When that little one arrives it's easy to feel on the sidelines, but here's the vital role you play.
The infancy stage is especially confusing for a lot of new dads, particularly if it’s your first baby. You imagine playing catch with your toddler, shoulder rides, making her laugh — and you’ll get there, but for now, this new baby of yours can’t even hold up her head, much less recognize your face. She still has to get to know you. She’s been inside mom for nine months, and mom’s is the only body that feels familiar right now. She has to form that bond first.
Add to this the fact that your wife is focusing so hard on the baby — navigating the breastfeeding relationship, healing from the birth, and coping with postpartum hormones — and you might feel like you’re on the sidelines. Your wife is in survival mode and the baby’s taking up all her extra energy. As for the baby, she doesn’t do much besides eat and sleep.
But while it may feel like you don’t have much of a role right now, that couldn’t be farther from the truth. You need to know that now more than ever, you are central to your family.
It’s true, you can’t fix a lot of what’s going on. You can’t make the mastitis disappear or the baby sleep longer, or you can’t talk your wife out of the baby blues or speed up her healing process. But your job as a father at this time can be summed up in three main ways.
1This too shall pass
Remind yourself that although this stage feels like forever, it’s temporary. Your relationship with your new baby is going to grow every day until she laughs when she hears your voice. You’ll get there, I promise. Lean deep into the practice of patience right now, and hang in there. This isn’t what your life will look like forever.
As for feeling like you’re on the outside, there’s a huge body of scientific evidence to suggest that your presence in your family right now is crucial.
2Solving problems...before they even begin
One of the known causes of postpartum depression is “a lack of strong emotional support from spouse, partner, family, or friends.” As the husband, your are closest to your wife — your support is going to make the most difference in her mental health. And supportive, encouraging dads are actually a key factor in helping moms breastfeed successfully. It all has a huge ripple effect. Moms with good postpartum mental health form strong and early bonds with their babies, leading to better mental and physical health for the baby — a stronger start is a big deal.

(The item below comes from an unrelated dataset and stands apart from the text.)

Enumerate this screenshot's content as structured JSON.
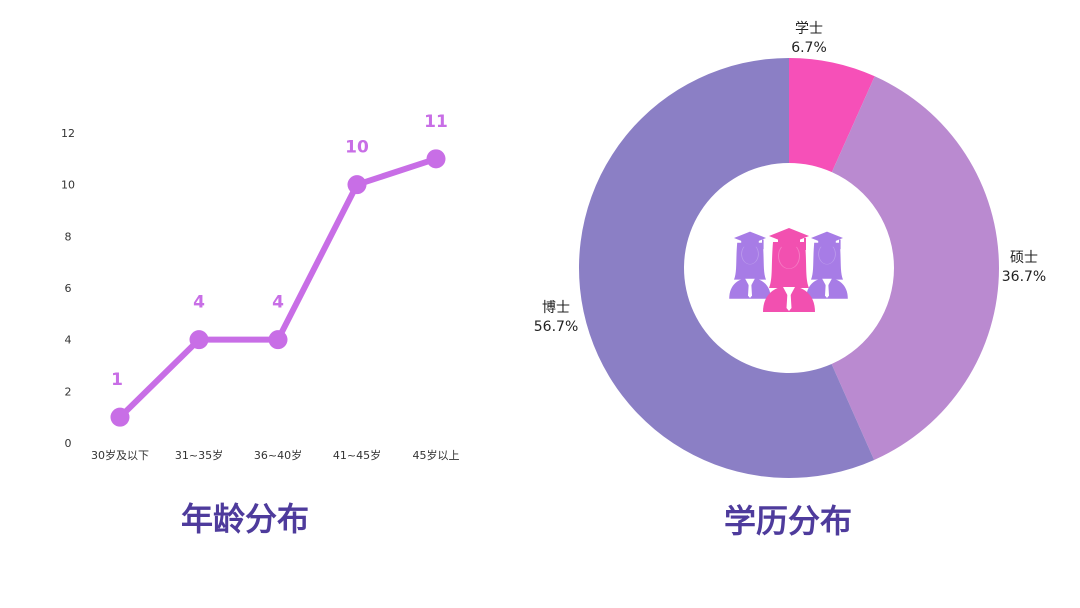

Think about it another way: Newborns whose mothers do get postpartum depression have a much harder time forming a secure attachment, a bond that will go on to affect them for years. Your presence and support might not look like it’s doing much, but it might be changing the trajectory of your whole family, in the direction of closeness and peace.
3Hidden, but crucial
Your job right now is to make quiet, patient sacrifices, to uncomplainingly change diapers and do dishes, to support your wife emotionally through this transition, to remind her that she’s doing a great job with a steep learning curve. It doesn’t feel like much, but really, good parenting doesn’t feel like much either, a lot of the time. The gifts that you give to your children won’t usually be flashy and dramatic. They’ll be things like your time, your attention, your nightly bedtime stories, your dad jokes. Your family probably won’t be flashy and dramatic, either. But your family will still change the world if it’s a community of love, and willing to sacrifice.
All the most powerful things in life are behind-the-scenes. When Christ was born, he was born hidden, and largely unknown. When the Holy Spirit moves in our hearts, He does so silently, invisibly, but he is no less powerful for being hidden. Your love, and your role as a father, is the same — a lot of the most heroic things you do will be hidden, probably even unrecognized. They are still powerful. They are still necessary. And even though the world may not realize it, your work nourishing and supporting your family is the most valuable thing that you have to give.
Infancy is a tough phase for a new dad, but trust me — this is your time to shine. Everybody needs you right now so much more than you know.